In early February 1945, Admiral Scheer stood off Samland with several torpedo boats in support of German forces fighting Soviet advances. On 9 February, the ships began shelling Soviet positions. Between 18 and 24 February, German forces launched a local counterattack; Admiral Scheer and the torpedo boats provided artillery support, targeting Soviet positions near Peyse and Gross-Heydekrug. The German attack temporarily restored the land connection to Königsberg. The ship's guns were badly worn out by March and in need of repair.

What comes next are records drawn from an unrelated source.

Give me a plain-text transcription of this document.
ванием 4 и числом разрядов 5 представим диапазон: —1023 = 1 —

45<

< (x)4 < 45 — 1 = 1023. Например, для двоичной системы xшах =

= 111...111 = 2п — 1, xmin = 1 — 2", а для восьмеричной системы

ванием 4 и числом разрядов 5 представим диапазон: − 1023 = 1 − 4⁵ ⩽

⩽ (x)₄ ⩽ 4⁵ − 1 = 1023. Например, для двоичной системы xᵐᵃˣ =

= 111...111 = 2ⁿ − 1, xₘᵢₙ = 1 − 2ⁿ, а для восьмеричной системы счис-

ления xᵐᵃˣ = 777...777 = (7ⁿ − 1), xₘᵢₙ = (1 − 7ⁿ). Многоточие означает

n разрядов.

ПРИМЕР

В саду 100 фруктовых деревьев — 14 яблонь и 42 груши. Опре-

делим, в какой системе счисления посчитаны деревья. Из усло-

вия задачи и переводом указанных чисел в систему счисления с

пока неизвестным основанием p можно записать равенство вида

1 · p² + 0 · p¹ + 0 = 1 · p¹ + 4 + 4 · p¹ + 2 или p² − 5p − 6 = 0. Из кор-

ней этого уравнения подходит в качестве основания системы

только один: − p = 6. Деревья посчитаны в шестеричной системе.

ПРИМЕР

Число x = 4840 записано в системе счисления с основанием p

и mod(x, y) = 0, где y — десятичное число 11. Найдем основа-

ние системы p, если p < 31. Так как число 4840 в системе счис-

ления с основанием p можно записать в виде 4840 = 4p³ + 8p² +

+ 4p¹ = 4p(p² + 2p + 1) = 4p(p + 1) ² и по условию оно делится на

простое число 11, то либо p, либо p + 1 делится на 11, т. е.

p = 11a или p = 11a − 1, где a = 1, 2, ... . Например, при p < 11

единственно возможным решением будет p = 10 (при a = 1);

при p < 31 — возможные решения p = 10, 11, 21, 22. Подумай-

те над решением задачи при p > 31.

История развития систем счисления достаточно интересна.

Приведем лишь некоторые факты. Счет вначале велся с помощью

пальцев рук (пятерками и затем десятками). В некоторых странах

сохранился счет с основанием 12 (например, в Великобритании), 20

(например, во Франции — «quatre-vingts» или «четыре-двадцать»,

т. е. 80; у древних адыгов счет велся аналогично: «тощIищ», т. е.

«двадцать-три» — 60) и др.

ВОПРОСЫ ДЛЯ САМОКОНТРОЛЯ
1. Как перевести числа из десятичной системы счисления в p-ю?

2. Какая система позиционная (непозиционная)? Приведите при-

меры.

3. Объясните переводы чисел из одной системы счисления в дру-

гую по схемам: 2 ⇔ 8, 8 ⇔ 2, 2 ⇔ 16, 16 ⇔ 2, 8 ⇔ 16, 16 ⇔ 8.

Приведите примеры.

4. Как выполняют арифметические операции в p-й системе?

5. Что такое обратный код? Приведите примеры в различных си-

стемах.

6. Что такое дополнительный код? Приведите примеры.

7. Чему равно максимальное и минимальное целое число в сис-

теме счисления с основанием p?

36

On 8 March, Admiral Scheer departed the eastern Baltic to have her guns relined in Kiel; she carried 800 civilian refugees and 200 wounded soldiers. An uncleared minefield prevented her from reaching Kiel, and so she unloaded her passengers in Swinemünde. Despite her worn-out gun barrels, the ship then shelled Soviet forces outside Kolberg until she used up her remaining ammunition.

The ship then loaded refugees and left Swinemünde; she successfully navigated the minefields on the way to Kiel, arriving on 18 March. Her stern turret had its guns replaced at the Deutsche Werke shipyard by early April. During the repair process, most of the ship's crew went ashore. On the night of 9 April 1945, a general RAF bombing raid by over 300 aircraft struck the harbor in Kiel. Admiral Scheer was hit by bombs and capsized. She was partially broken up for scrap after the end of the war, though part of the hull was left in place and buried with rubble from the attack when the inner harbors were filled in post-war. The number of casualties from her loss is unknown.

In 2024, an industrial archeologist and a geophysicist, along with a team of researchers using reflection seismology, examined a parking lot of a navy arsenal in Kiel where they suspected the wreck was buried. Some 70 percent of Admiral Scheer was located, including the main guns and superstructure.